Zakaria’s central thesis was that this recession, although it will probably be named “The Great Recession” has been shorter and less potent than was feared. The system, he asserts, is remarkably stable. He suggests that some of the reasons for this include the fact that governments learned lessons from the last Great Depression, and did not descend to self-interest, rather choosing to embark on massive state support for their economies; that extensive social safety nets exist across most of the industrialised world; that large “developing” nations, like Brazil, China, India, South Africa and others have acted prudently, keeping interest rates up and restricting credit during the bubble; and now there is a return of confidence in the average person around the world.

But the main reason Zakaria believes we have survived a truly horrific economic collapse is that the system is more stable than we think. He argues that there are three key forces for stability, each reinforcing the other and each historical in nature.

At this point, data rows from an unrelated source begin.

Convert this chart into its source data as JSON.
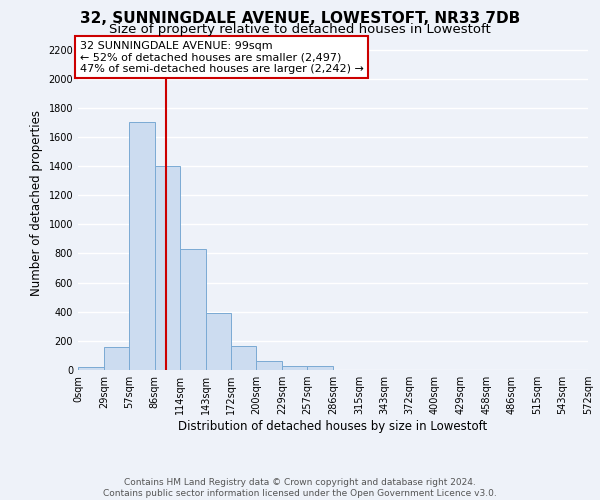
{
  "title": "32, SUNNINGDALE AVENUE, LOWESTOFT, NR33 7DB",
  "subtitle": "Size of property relative to detached houses in Lowestoft",
  "xlabel": "Distribution of detached houses by size in Lowestoft",
  "ylabel": "Number of detached properties",
  "bar_edges": [
    0,
    29,
    57,
    86,
    114,
    143,
    172,
    200,
    229,
    257,
    286,
    315,
    343,
    372,
    400,
    429,
    458,
    486,
    515,
    543,
    572
  ],
  "bar_heights": [
    20,
    160,
    1700,
    1400,
    830,
    390,
    165,
    65,
    30,
    25,
    0,
    0,
    0,
    0,
    0,
    0,
    0,
    0,
    0,
    0
  ],
  "bar_color": "#ccdcf0",
  "bar_edge_color": "#7aaad4",
  "vline_color": "#cc0000",
  "vline_x": 99,
  "annotation_line1": "32 SUNNINGDALE AVENUE: 99sqm",
  "annotation_line2": "← 52% of detached houses are smaller (2,497)",
  "annotation_line3": "47% of semi-detached houses are larger (2,242) →",
  "annotation_box_edgecolor": "#cc0000",
  "annotation_box_facecolor": "white",
  "ylim": [
    0,
    2300
  ],
  "yticks": [
    0,
    200,
    400,
    600,
    800,
    1000,
    1200,
    1400,
    1600,
    1800,
    2000,
    2200
  ],
  "xlim_max": 572,
  "tick_labels": [
    "0sqm",
    "29sqm",
    "57sqm",
    "86sqm",
    "114sqm",
    "143sqm",
    "172sqm",
    "200sqm",
    "229sqm",
    "257sqm",
    "286sqm",
    "315sqm",
    "343sqm",
    "372sqm",
    "400sqm",
    "429sqm",
    "458sqm",
    "486sqm",
    "515sqm",
    "543sqm",
    "572sqm"
  ],
  "footer_text": "Contains HM Land Registry data © Crown copyright and database right 2024.\nContains public sector information licensed under the Open Government Licence v3.0.",
  "background_color": "#eef2f9",
  "grid_color": "#ffffff",
  "title_fontsize": 11,
  "subtitle_fontsize": 9.5,
  "axis_label_fontsize": 8.5,
  "tick_fontsize": 7,
  "annotation_fontsize": 8,
  "footer_fontsize": 6.5
}
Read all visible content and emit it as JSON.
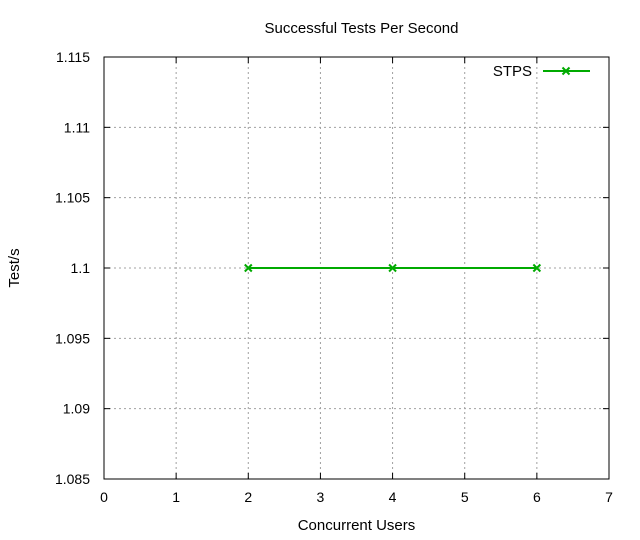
{
  "chart_data": {
    "type": "line",
    "title": "Successful Tests Per Second",
    "xlabel": "Concurrent Users",
    "ylabel": "Test/s",
    "xlim": [
      0,
      7
    ],
    "ylim": [
      1.085,
      1.115
    ],
    "xticks": [
      0,
      1,
      2,
      3,
      4,
      5,
      6,
      7
    ],
    "xtick_labels": [
      "0",
      "1",
      "2",
      "3",
      "4",
      "5",
      "6",
      "7"
    ],
    "yticks": [
      1.085,
      1.09,
      1.095,
      1.1,
      1.105,
      1.11,
      1.115
    ],
    "ytick_labels": [
      "1.085",
      "1.09",
      "1.095",
      "1.1",
      "1.105",
      "1.11",
      "1.115"
    ],
    "grid": true,
    "legend_position": "top-right",
    "series": [
      {
        "name": "STPS",
        "color": "#00aa00",
        "marker": "x",
        "x": [
          2,
          4,
          6
        ],
        "y": [
          1.1,
          1.1,
          1.1
        ]
      }
    ]
  }
}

In summary, the three forces are:

  • Great Power Peace – you need to go back about 400 years to find a period of such prolonged peace between the world’s great nations. Peace, like oxygen, is something we don’t think about when we have it. It is the bedrock of economic stability and trade, and, possibly for the first time in human history has created a global economic system in which everyone is invested.
  • Low inflation – The foundations for this factor were laid in the 1970s and have continued in all but a few countries. This was a precondition for sustained growth and stability.
  • Technological connectivity – globalisation has existed for a long time, but mainly in the form of trade (at a distance) – you made products here and sold them abroad. Today, globalisation has a fuller meaning, with multinational countries operating global supply chains, people connecting across boundaries every day and knowledge dispersed throughout the world. Information is shared, and travels quickly around the world system.

A new era has certainly dawned, and I believe it will take a lot to bring it down.